CRN: Wie sehen aktuell die Chancen für Systemhäuser im Finanzsektor aus? Wird wieder investiert oder sind die meisten Budgets noch eingefroren?
Dietz: Chancen eröffnen sich derzeit vor allem im Bereich innovativer Technologien. Finanzinstitute sind gezwungen, bald wieder in die Modernisierung ihrer Kernbankensysteme zu investieren, sodass sich der Investitionsstau lösen wird.
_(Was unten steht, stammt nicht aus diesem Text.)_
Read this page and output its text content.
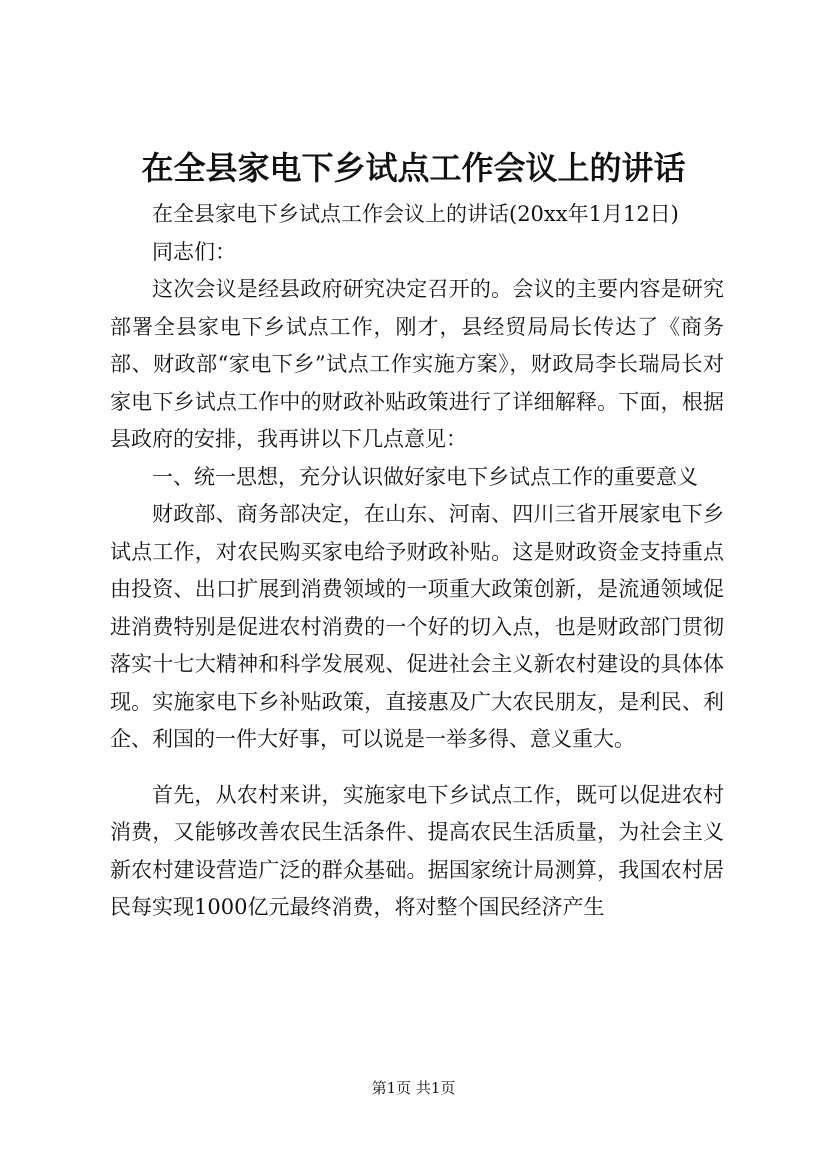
在全县家电下乡试点工作会议上的讲话

在全县家电下乡试点工作会议上的讲话(20xx年1月12日)

同志们：

这次会议是经县政府研究决定召开的。会议的主要内容是研究部署全县家电下乡试点工作，刚才，县经贸局局长传达了《商务部、财政部“家电下乡”试点工作实施方案》，财政局李长瑞局长对家电下乡试点工作中的财政补贴政策进行了详细解释。下面，根据县政府的安排，我再讲以下几点意见：

一、统一思想，充分认识做好家电下乡试点工作的重要意义

财政部、商务部决定，在山东、河南、四川三省开展家电下乡试点工作，对农民购买家电给予财政补贴。这是财政资金支持重点由投资、出口扩展到消费领域的一项重大政策创新，是流通领域促进消费特别是促进农村消费的一个好的切入点，也是财政部门贯彻落实十七大精神和科学发展观、促进社会主义新农村建设的具体体现。实施家电下乡补贴政策，直接惠及广大农民朋友，是利民、利企、利国的一件大好事，可以说是一举多得、意义重大。

首先，从农村来讲，实施家电下乡试点工作，既可以促进农村消费，又能够改善农民生活条件、提高农民生活质量，为社会主义新农村建设营造广泛的群众基础。据国家统计局测算，我国农村居民每实现1000亿元最终消费，将对整个国民经济产生

第1页 共1页
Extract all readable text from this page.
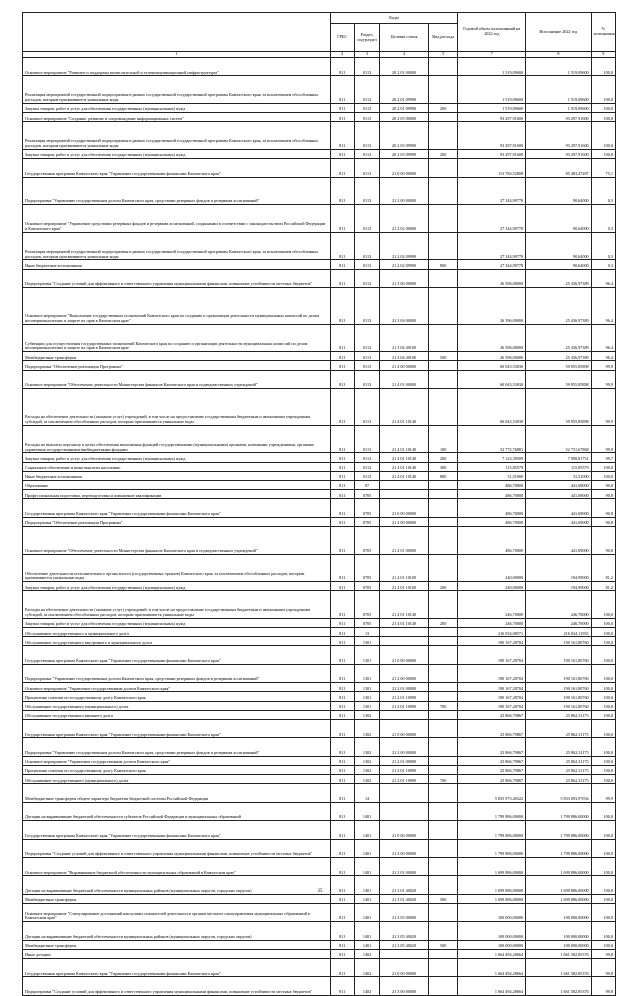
	Коды				Годовой объем ассигнований на 2022 год	Исполнение 2022 год	% исполнения
	ГРБС	Раздел, под-раздел	Целевая статья	Вид расхода			
1	2	3	4	5	7	8	9
Основное мероприятие "Развитие и поддержка вычислительной и телекоммуникационной инфраструктуры"	811	0113	20 2 01 00000		1 519,09600	1 519,09600	100,0
Реализация мероприятий государственной подпрограммы в рамках государственной государственной программы Камчатского края, за исключением обособленных расходов, которым присваиваются уникальные коды	811	0113	20 2 01 09990		1 519,09600	1 519,09600	100,0
Закупка товаров, работ и услуг для обеспечения государственных (муниципальных) нужд	811	0113	20 2 01 09990	200	1 519,09600	1 519,09600	100,0
Основное мероприятие "Создание, развитие и сопровождение информационных систем"	811	0113	20 2 05 00000		93 297,91600	93 297,91600	100,0
Реализация мероприятий государственной подпрограммы в рамках государственной государственной программы Камчатского края, за исключением обособленных расходов, которым присваиваются уникальные коды	811	0113	20 2 05 09990		93 297,91600	93 297,91600	100,0
Закупка товаров, работ и услуг для обеспечения государственных (муниципальных) нужд	811	0113	20 2 05 09990	200	93 297,91600	93 297,91600	100,0
Государственная программа Камчатского края "Управление государственными финансами Камчатского края"	811	0113	21 0 00 00000		113 784,52808	85 483,47287	75,1
Подпрограмма "Управление государственным долгом Камчатского края, средствами резервных фондов и резервами ассигнований"	811	0113	21 2 00 00000		27 344,99778	90,64000	0,3
Основное мероприятие "Управление средствами резервных фондов и резервами ассигнований, созданными в соответствии с законодательством Российской Федерации и Камчатского края"	811	0113	21 2 02 00000		27 344,99778	90,64000	0,3
Реализация мероприятий государственной подпрограммы в рамках государственной государственной программы Камчатского края, за исключением обособленных расходов, которым присваиваются уникальные коды	811	0113	21 2 02 09990		27 344,99778	90,64000	0,3
Иные бюджетные ассигнования	811	0113	21 2 02 09990	800	27 344,99778	90,64000	0,3
Подпрограмма "Создание условий для эффективного и ответственного управления муниципальными финансами, повышение устойчивости местных бюджетов"	811	0113	21 3 00 00000		26 396,00000	25 436,97389	96,4
Основное мероприятие "Выполнение государственных полномочий Камчатского края по созданию и организации деятельности муниципальных комиссий по делам несовершеннолетних и защите их прав в Камчатском крае"	811	0113	21 3 04 00000		26 396,00000	25 436,97389	96,4
Субвенции для осуществления государственных полномочий Камчатского края по созданию и организации деятельности муниципальных комиссий по делам несовершеннолетних и защите их прав в Камчатском крае	811	0113	21 3 04 40100		26 396,00000	25 436,97389	96,4
Межбюджетные трансферты	811	0113	21 3 04 40100	500	26 396,00000	25 436,97389	96,4
Подпрограмма "Обеспечение реализации Программы"	811	0113	21 4 00 00000		60 043,53030	59 955,85898	99,9
Основное мероприятие "Обеспечение деятельности Министерства финансов Камчатского края и подведомственных учреждений"	811	0113	21 4 01 00000		60 043,53030	59 955,85898	99,9
Расходы на обеспечение деятельности (оказание услуг) учреждений, в том числе на предоставление государственным бюджетным и автономным учреждениям субсидий, за исключением обособленных расходов, которым присваиваются уникальные коды	811	0113	21 4 01 10140		60 043,53030	59 955,85898	99,9
Расходы на выплаты персоналу в целях обеспечения выполнения функций государственными (муниципальными) органами, казенными учреждениями, органами управления государственными внебюджетными фондами	811	0113	21 4 01 10140	100	52 772,76881	52 731,67868	99,9
Закупка товаров, работ и услуг для обеспечения государственных (муниципальных) нужд	811	0113	21 4 01 10140	200	7 123,39509	7 098,81751	99,7
Социальное обеспечение и иные выплаты населению	811	0113	21 4 01 10140	300	115,85579	115,85579	100,0
Иные бюджетные ассигнования	811	0113	21 4 01 10140	800	31,51000	31,51000	100,0
Образование	811	07			486,70000	441,69000	90,8
Профессиональная подготовка, переподготовка и повышение квалификации	811	0705			486,70000	441,69000	90,8
Государственная программа Камчатского края "Управление государственными финансами Камчатского края"	811	0705	21 0 00 00000		486,70000	441,69000	90,8
Подпрограмма "Обеспечение реализации Программы"	811	0705	21 4 00 00000		486,70000	441,69000	90,8
Основное мероприятие "Обеспечение деятельности Министерства финансов Камчатского края и подведомственных учреждений"	811	0705	21 4 01 00000		486,70000	441,69000	90,8
Обеспечение деятельности исполнительного органа власти (государственных органов) Камчатского края, за исключением обособленных расходов, которым присваиваются уникальные коды	811	0705	21 4 01 10100		240,00000	194,99000	81,2
Закупка товаров, работ и услуг для обеспечения государственных (муниципальных) нужд	811	0705	21 4 01 10100	200	240,00000	194,99000	81,2
Расходы на обеспечение деятельности (оказание услуг) учреждений, в том числе на предоставление государственным бюджетным и автономным учреждениям субсидий, за исключением обособленных расходов, которым присваиваются уникальные коды	811	0705	21 4 01 10140		246,70000	246,70000	100,0
Закупка товаров, работ и услуг для обеспечения государственных (муниципальных) нужд	811	0705	21 4 01 10140	200	246,70000	246,70000	100,0
Обслуживание государственного и муниципального долга	811	13			216 034,08571	216 024,11935	100,0
Обслуживание государственного внутреннего и муниципального долга	811	1301			190 167,28704	190 161,80760	100,0
Государственная программа Камчатского края "Управление государственными финансами Камчатского края"	811	1301	21 0 00 00000		190 167,28704	190 161,80760	100,0
Подпрограмма "Управление государственным долгом Камчатского края, средствами резервных фондов и резервами ассигнований"	811	1301	21 2 00 00000		190 167,28704	190 161,80760	100,0
Основное мероприятие "Управление государственным долгом Камчатского края"	811	1301	21 2 01 00000		190 167,28704	190 161,80760	100,0
Процентные платежи по государственному долгу Камчатского края	811	1301	21 2 01 10090		190 167,28704	190 161,80760	100,0
Обслуживание государственного (муниципального) долга	811	1301	21 2 01 10090	700	190 167,28704	190 161,80760	100,0
Обслуживание государственного внешнего долга	811	1302			25 866,79867	25 862,31175	100,0
Государственная программа Камчатского края "Управление государственными финансами Камчатского края"	811	1302	21 0 00 00000		25 866,79867	25 862,31175	100,0
Подпрограмма "Управление государственным долгом Камчатского края, средствами резервных фондов и резервами ассигнований"	811	1302	21 2 00 00000		25 866,79867	25 862,31175	100,0
Основное мероприятие "Управление государственным долгом Камчатского края"	811	1302	21 2 01 00000		25 866,79867	25 862,31175	100,0
Процентные платежи по государственному долгу Камчатского края	811	1302	21 2 01 10090		25 866,79867	25 862,31175	100,0
Обслуживание государственного (муниципального) долга	811	1302	21 2 01 10090	700	25 866,79867	25 862,31175	100,0
Межбюджетные трансферты общего характера бюджетам бюджетной системы Российской Федерации	811	14			5 835 973,40322	5 833 093,97034	99,9
Дотации на выравнивание бюджетной обеспеченности субъектов Российской Федерации и муниципальных образований	811	1401			1 799 886,00000	1 799 886,00000	100,0
Государственная программа Камчатского края "Управление государственными финансами Камчатского края"	811	1401	21 0 00 00000		1 799 886,00000	1 799 886,00000	100,0
Подпрограмма "Создание условий для эффективного и ответственного управления муниципальными финансами, повышение устойчивости местных бюджетов"	811	1401	21 3 00 00000		1 799 886,00000	1 799 886,00000	100,0
Основное мероприятие "Выравнивание бюджетной обеспеченности муниципальных образований в Камчатском крае"	811	1401	21 3 01 00000		1 699 886,00000	1 699 886,00000	100,0
Дотации на выравнивание бюджетной обеспеченности муниципальных районов (муниципальных округов, городских округов)	811	1401	21 3 01 40020		1 699 886,00000	1 699 886,00000	100,0
Межбюджетные трансферты	811	1401	21 3 01 40020	500	1 699 886,00000	1 699 886,00000	100,0
Основное мероприятие "Стимулирование достижений наилучших показателей деятельности органов местного самоуправления муниципальных образований в Камчатском крае"	811	1401	21 3 05 00000		100 000,00000	100 000,00000	100,0
Дотации на выравнивание бюджетной обеспеченности муниципальных районов (муниципальных округов, городских округов)	811	1401	21 3 05 40020		100 000,00000	100 000,00000	100,0
Межбюджетные трансферты	811	1401	21 3 05 40020	500	100 000,00000	100 000,00000	100,0
Иные дотации	811	1402			1 664 494,28664	1 661 582,85376	99,8
Государственная программа Камчатского края "Управление государственными финансами Камчатского края"	811	1402	21 0 00 00000		1 664 494,28664	1 661 582,85376	99,8
Подпрограмма "Создание условий для эффективного и ответственного управления муниципальными финансами, повышение устойчивости местных бюджетов"	811	1402	21 3 00 00000		1 664 494,28664	1 661 582,85376	99,8
35
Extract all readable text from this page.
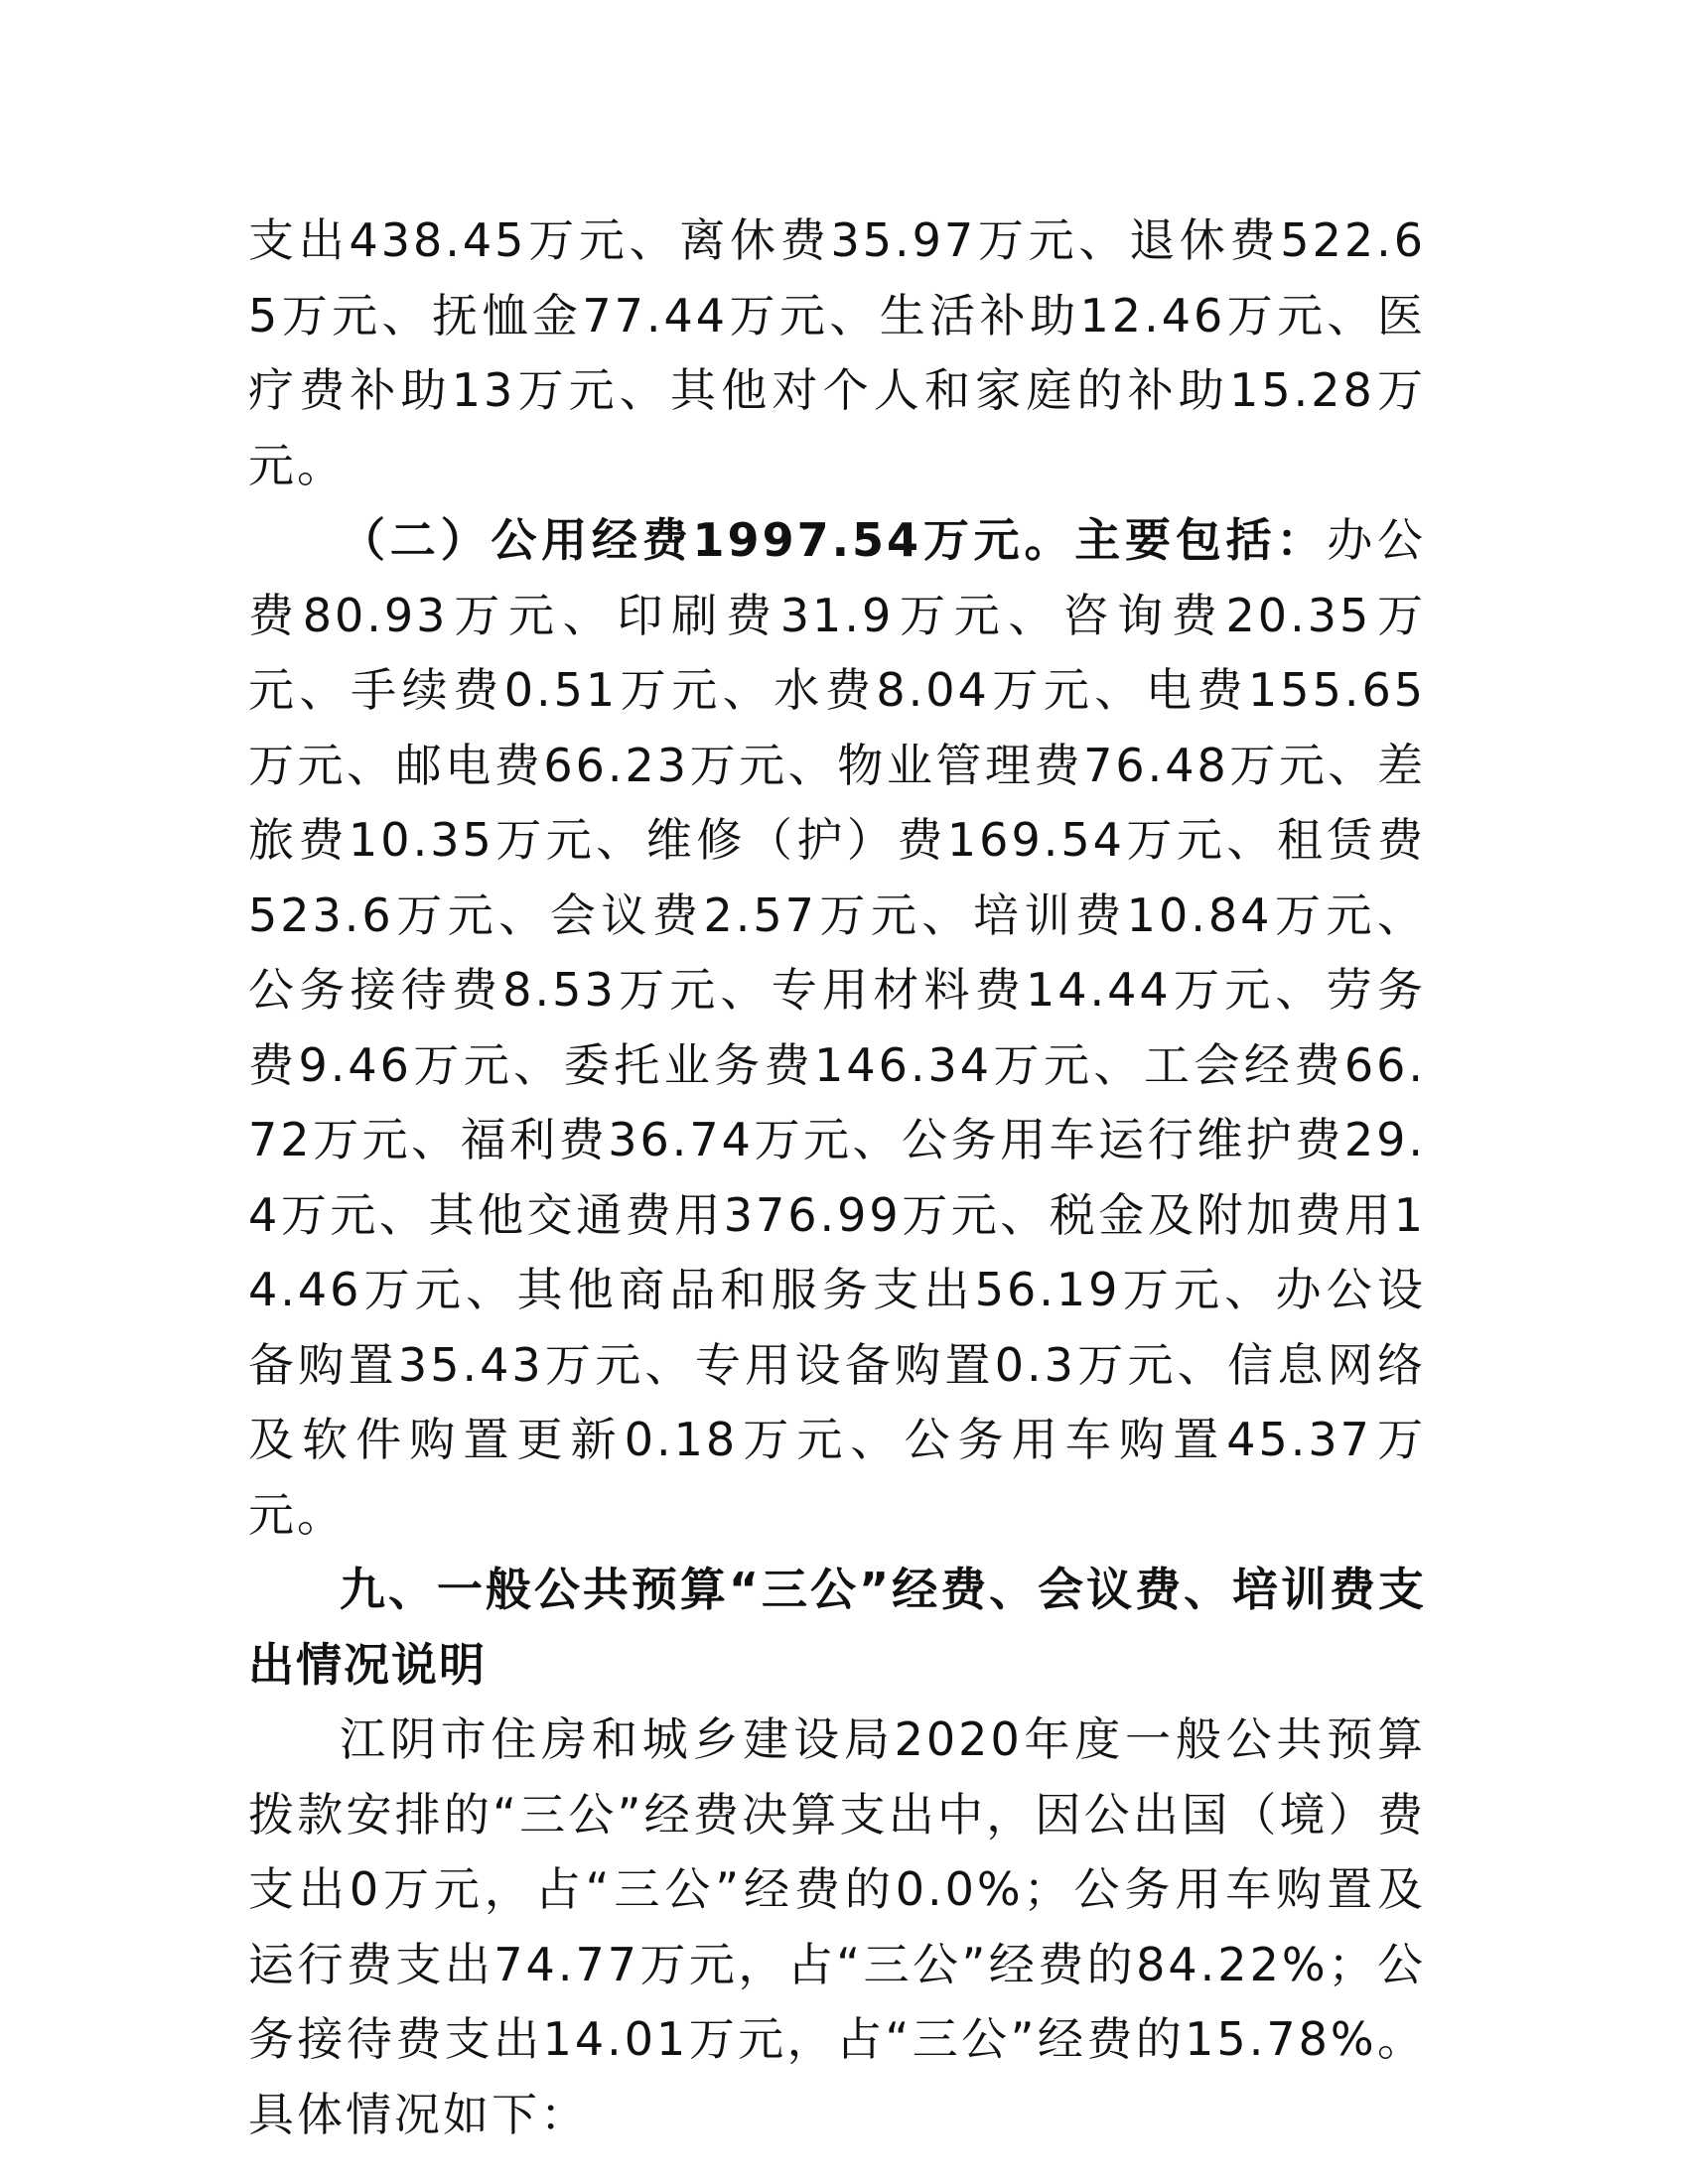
支出438.45万元、离休费35.97万元、退休费522.65万元、抚恤金77.44万元、生活补助12.46万元、医疗费补助13万元、其他对个人和家庭的补助15.28万元。

（二）公用经费1997.54万元。主要包括：办公费80.93万元、印刷费31.9万元、咨询费20.35万元、手续费0.51万元、水费8.04万元、电费155.65万元、邮电费66.23万元、物业管理费76.48万元、差旅费10.35万元、维修（护）费169.54万元、租赁费523.6万元、会议费2.57万元、培训费10.84万元、公务接待费8.53万元、专用材料费14.44万元、劳务费9.46万元、委托业务费146.34万元、工会经费66.72万元、福利费36.74万元、公务用车运行维护费29.4万元、其他交通费用376.99万元、税金及附加费用14.46万元、其他商品和服务支出56.19万元、办公设备购置35.43万元、专用设备购置0.3万元、信息网络及软件购置更新0.18万元、公务用车购置45.37万元。

九、一般公共预算“三公”经费、会议费、培训费支出情况说明

江阴市住房和城乡建设局2020年度一般公共预算拨款安排的“三公”经费决算支出中，因公出国（境）费支出0万元，占“三公”经费的0.0%；公务用车购置及运行费支出74.77万元，占“三公”经费的84.22%；公务接待费支出14.01万元，占“三公”经费的15.78%。具体情况如下：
IT-Unternehmen müssen, wollen sie von dieser Entwicklung nachhaltig profitieren, neue, innovative Themen wie beispielsweise das Mobile Banking oder Retail Banking adressieren.

CRN: Für 2010 wird hierzulande wieder ein bescheidenes Wirtschaftswachstum erwartet. In welchem Maße wird die ITK-Branche von diesem zarten Aufschwung-Pflänzchen profitieren können? Ist Mitte 2010 die Krise vergessen?
Dietz: Zwar hatte die deutsche ITK-Branche in diesem Jahr Umsatzrückgänge zu verzeichnen, war jedoch weit weniger von der Krise betroffen als die Gesamtwirtschaft. Inzwischen ist die Talsohle der Krise in der ITK-Branche durchschritten. Zwar sind derzeit vor allem Unternehmen, deren Branche selbst von Unsicherheit geprägt ist, noch zögerlich bei IT-Investitionen. Diese Zurückhaltung werden sie aber im kommenden Jahr ablegen. Entsprechend wird nach aktueller Einschätzung des Bundesverbands Informationswirtschaft, Telekommunikation und neue Medien e.V. (Bitkom) die Nachfrage nach IT-Produkten und IT-Dienstleistungen im Jahr 2010 steigen. Vor allem im Outsourcing-Geschäft erwarten wir eine anziehende Nachfrage, da viele Unternehmen darin eine Möglichkeit sehen, Kostenvorteile zu realisieren. Insbesondere bei Finanzdienstleistern und im produzierenden Gewerbe ist mit zunehmenden Outsourcing-Aktivitäten zu rechnen.